= Teve kingdom =

Precolonial state in southeastern Africa

The Teve kingdom or Uteve was a precolonial state in modern-day Mozambique belonging to the Teve people (a Shona sub-group). The state was headed by a Sachiteve.

Mutapa tradition says that Mwenemutapa Mukombero (r. late-15th century) was assisted in gaining control over Uteve by Changamire I, and placed his own son Manyenganyura as its ruler. Some Teve traditions however say that Bandahuma fled his brother, the incumbent Mwenemutapa, and was assisted by a 'Changamire' in conquering Uteve to become the first Sachiteve. In the early-16th century, the Sachiteve declared independence from Mutapa with the help of Changamire II, and conquered Madanda where he placed his younger brother as the first Sedanda. Over the following decades Uteve embarked on campaigns of expansion in an attempt to control the lucrative trade route from Portuguese-controlled Sofala to gold-producing Manyika and came into conflict with Mutapa, though little is known of the Mutapa–Teve wars and their outcome, except that they continued into the 1540s.

In the early-17th century the Portuguese supported a candidate to the kingship who reportedly supplanted the rightful ruler and paid tribute to them.

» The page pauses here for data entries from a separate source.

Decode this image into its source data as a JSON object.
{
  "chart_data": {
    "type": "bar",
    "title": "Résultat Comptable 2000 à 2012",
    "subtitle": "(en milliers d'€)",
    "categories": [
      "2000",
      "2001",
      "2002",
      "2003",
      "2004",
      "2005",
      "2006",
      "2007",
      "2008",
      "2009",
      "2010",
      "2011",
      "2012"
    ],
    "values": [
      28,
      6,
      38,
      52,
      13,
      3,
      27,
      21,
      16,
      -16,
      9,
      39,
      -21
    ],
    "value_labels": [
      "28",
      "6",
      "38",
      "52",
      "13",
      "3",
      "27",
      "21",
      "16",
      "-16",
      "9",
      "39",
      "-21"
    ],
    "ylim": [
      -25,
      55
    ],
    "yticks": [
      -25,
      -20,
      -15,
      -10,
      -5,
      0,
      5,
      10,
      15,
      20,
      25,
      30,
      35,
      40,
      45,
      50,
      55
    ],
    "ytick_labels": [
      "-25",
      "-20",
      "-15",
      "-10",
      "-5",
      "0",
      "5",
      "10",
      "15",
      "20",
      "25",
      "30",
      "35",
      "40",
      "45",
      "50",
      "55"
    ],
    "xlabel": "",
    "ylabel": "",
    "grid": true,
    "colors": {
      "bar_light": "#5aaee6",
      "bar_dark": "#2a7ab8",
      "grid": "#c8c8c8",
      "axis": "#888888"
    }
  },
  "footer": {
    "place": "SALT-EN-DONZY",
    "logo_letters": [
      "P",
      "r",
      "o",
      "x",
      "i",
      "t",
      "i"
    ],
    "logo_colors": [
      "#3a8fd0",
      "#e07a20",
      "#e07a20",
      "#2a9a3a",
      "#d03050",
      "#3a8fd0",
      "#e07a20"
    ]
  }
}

In the 1640s, a Portuguese settler helped the Sachiteve remain in power, and in reward took the whole northern part of Uteve as his prazo. In the 1690s, during the rise of Changamire Dombo and the Rozvi, the Portuguese attempted another coup against the incumbent Sachiteve, but were repelled by a rebellion which saw Uteve regain its sovereignty in a reduced form. In the 1830s, the region was invaded by Nguni groups who had fled the Mfecane, and a puppet ruler was installed by Nxaba.